Swing Latino Judges Scores: 91.7 Swing Latino My Score: 17 (Pe.), 18 (Te.), 18 (Ch.), 17 (Cr.), 16 (Pr.) = 86
Miami All Stars Judges Scores: 88.3 Miami All Stars My Score: 18 (Pe.), 17 (Te.), 19 (Ch.), 18 (Cr.), 17 (Pr.) = 91
Eva Igo (#4) vs KynTay (#6) [Junior]
The underdog went first, and while they’re not as technically sound as Eva Igo, KynTay definitely bring the party when they dance. You feel good watching them, and they’ve got a lot of energy. I thought the choreography could have used an injection of creativity and challenge as this is a competition, but I can’t fault that they brought it with attitude. These girls know how to entertain for sure. But Eva took herself to the next level with this performance. Her attitude was on point as she sold the story of her song choice. She was girly and fierce and fragile and tough alternating beautifully both facially and in her movements. She had a few more physical tricks as well, showcasing amazing strength and control of her body. I’m sorry, but for me this was a clear winner.

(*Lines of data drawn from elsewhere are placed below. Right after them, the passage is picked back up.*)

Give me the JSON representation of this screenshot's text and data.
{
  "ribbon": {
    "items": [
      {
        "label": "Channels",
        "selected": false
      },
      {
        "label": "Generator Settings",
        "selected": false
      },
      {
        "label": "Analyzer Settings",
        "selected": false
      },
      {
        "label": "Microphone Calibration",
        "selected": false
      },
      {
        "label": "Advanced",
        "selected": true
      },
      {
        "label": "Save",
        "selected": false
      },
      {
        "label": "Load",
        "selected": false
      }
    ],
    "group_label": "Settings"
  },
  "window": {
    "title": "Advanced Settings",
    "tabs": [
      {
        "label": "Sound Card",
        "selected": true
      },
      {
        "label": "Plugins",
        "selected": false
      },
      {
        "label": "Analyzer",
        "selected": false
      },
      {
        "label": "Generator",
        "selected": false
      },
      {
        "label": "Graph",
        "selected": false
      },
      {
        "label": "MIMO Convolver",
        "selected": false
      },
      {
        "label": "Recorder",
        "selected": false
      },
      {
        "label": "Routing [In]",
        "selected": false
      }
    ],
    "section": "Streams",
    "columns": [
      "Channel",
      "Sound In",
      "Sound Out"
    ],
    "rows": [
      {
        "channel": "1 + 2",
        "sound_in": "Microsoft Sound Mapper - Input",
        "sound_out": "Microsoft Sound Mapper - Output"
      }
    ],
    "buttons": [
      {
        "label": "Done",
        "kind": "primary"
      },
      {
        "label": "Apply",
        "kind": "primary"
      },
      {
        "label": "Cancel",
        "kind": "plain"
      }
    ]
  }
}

Eva Igo Judges Scores: 89 Eva Igo My Score: 18 (Pe.), 19 (Te.), 19 (Ch.), 18 (Cr.), 18 (Pr.) = 92
Kyntay Judges Scores: 82.7 Kyntay My Score: 19 (Pe.), 15 (Te.), 16 (Ch.), 17 (Cr.), 18 (Pr.) = 85
Quick Style (#6) vs Keone & Mari (#8) [Upper]
Quick Style took on their former teachers in this round, but not by design. They were simply the last two acts that hadn’t been paired yet in their division. So it was going to be a bittersweet result after a tough challenge. The married couple came out first and it was absolutely beautiful. Their storytelling is top notch, and the way they danced and connected while disconnected during the cell phone portion was mesmerizing. It was an uplifting and beautiful piece choreographed and presented to perfection. Then, Quick Style brought something completely different but every bit as technically brilliant. What they lacked in storytelling they more than made up for in tightness and musicality. These guys dance like one and it’s a beautiful thing to watch. For me, it was an almost impossible choice, and the tightness of my scores reflected that. I’m pleased with my winner, though, as that is who I’m more excited to see what else they have to offer.
Quick Style Judges Scores: 89.3 Quick Style My Score: 19 (Pe.), 19 (Te.), 19 (Ch.), 18 (Cr.), 18 (Pr.) = 93
Keone & Mari Judges Scores: 91.3 Keone & Mari My Score: 19 (Pe.), 18 (Te.), 19 (Ch.), 20 (Cr.), 18 (Pr.) = 94
The Duels continue next week, but I am already excited about the dancers that have advanced. And is it too early to ask for a two hour show next season, NBC? I’m feeling J.Lo when she says, “I want MORE!”
“World of Dance” airs Tuesdays at 10 p.m. ET on NBC.